A key song on Barback album, The Commune did not die, written in Paris in May 1886, may celebrate not only the Communard dead and their French socialist inheritors but also activists in the International Working Peoples Association killed in the Haymarket incident in Chicago that month. Even if Pottier does not mention the Haymarket, his younger contemporary Jules Jouy wrote at least two songs about the Haymarket in 1887, after several had been tried and, in four cases, executed for their political views. Pottier's song begins by naming some of those, such as Eugène Varlin and Théophile Ferré, who were shot during the last days of the Commune but he ends in defiance, in terms that, like the 150th anniversary album, anticipate its return:

Bref, tout ça prouve aux combattants
Que Marianne a la peau brune
Du chien dans l'ventre et qu'il est temps
De crier "Vive la Commune!"
Et ça prouve à tous les Judas
Que si ça marche de la sorte,
Ils sentiront dans peu
Nom de Dieu!
Que la Commune n'est pas morte!

In English:

In short, this proves to those who fought
Our Marianne is well tanned
And that it is time to shout
Vive La Commune! again.
And it proves to every Judas
That it will come by and by
That they will see it soon enough, my God,
The Commune did not die!

== Works ==

- Poêsies d'économie sociale et chansons socialistes révolutionnaires. Ed. Jean Allemane. Paris: Oriol, 1884
- Quel est le fou?
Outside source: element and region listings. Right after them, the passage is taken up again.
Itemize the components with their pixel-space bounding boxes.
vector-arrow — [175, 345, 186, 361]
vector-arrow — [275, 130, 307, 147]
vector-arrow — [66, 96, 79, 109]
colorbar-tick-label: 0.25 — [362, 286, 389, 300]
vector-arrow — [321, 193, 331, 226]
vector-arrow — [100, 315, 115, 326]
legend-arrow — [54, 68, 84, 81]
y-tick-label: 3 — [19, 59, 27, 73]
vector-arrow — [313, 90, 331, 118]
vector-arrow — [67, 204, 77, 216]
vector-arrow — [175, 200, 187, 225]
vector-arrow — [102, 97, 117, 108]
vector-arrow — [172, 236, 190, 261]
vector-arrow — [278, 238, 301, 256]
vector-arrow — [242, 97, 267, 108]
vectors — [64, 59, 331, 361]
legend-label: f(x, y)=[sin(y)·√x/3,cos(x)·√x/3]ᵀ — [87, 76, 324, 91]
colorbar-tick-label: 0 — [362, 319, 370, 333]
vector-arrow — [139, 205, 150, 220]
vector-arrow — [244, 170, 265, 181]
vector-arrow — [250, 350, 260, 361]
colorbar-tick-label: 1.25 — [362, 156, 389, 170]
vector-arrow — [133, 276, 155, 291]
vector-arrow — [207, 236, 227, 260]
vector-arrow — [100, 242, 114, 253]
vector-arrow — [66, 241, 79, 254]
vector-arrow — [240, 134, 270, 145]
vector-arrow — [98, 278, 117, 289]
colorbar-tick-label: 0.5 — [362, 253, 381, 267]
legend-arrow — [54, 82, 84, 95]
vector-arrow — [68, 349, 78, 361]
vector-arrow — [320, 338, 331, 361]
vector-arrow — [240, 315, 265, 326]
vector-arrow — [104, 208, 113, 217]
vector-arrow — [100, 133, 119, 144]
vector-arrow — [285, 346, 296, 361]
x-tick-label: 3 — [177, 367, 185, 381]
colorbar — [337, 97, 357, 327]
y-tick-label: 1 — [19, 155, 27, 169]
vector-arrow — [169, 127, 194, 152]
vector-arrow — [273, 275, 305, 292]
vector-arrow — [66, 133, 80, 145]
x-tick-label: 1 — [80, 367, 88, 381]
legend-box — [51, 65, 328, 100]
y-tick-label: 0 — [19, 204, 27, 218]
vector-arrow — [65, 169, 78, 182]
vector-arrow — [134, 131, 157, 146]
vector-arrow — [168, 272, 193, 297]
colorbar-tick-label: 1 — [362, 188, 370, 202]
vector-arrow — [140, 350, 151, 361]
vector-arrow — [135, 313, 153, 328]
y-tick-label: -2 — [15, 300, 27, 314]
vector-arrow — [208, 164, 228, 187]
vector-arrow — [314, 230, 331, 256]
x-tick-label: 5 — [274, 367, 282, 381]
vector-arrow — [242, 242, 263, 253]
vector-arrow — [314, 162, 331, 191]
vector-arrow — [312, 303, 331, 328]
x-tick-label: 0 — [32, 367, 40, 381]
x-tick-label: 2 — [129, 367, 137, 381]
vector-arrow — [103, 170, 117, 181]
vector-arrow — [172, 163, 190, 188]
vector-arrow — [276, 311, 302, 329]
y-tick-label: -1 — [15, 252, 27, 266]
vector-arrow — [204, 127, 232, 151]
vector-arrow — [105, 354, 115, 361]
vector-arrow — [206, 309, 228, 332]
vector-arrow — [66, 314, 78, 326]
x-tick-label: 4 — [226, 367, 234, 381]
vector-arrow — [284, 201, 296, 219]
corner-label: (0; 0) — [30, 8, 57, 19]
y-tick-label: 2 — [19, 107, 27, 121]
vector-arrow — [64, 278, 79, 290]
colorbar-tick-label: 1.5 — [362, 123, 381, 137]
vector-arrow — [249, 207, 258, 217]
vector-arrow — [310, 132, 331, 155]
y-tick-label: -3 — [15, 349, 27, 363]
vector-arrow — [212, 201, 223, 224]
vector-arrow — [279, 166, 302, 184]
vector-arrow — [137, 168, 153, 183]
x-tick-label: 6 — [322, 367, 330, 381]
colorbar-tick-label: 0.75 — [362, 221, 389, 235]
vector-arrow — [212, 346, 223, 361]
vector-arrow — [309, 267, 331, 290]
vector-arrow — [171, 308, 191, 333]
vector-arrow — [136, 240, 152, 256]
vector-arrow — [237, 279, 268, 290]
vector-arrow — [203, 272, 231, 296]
Songs. Ed. Jean Allemane. Preface by Gustave Nadaud. Paris; Oriol, 1884.
- Chants révolutionnaires. Preface by Henri Rochefort. Comments by Gustave Nadaud and Jules Vallès. Paris: Dentu, 1887
- Oeuvres complètes d'Eugène Pottier. Collected, edited and annotated by Pierre Brichion. Paris: François Maspero, 1966
- Poémes, chants, et chansons. Preface by Jules Vallès. Illustrated by Steinlen, Willette, Grün et al. Cœuvres-&-Valsery : Ressouvenances, 1997
- Poémes et chansons. Selected and edited by Jacques Gaucheron. Paris; Le Temps de cerises, 2016
- Beyond the Internationale: Revolutionary Writing by Eugène Pottier. Edited and translated by Loren Kruger. Chicago: Charles H. Kerr, 2024.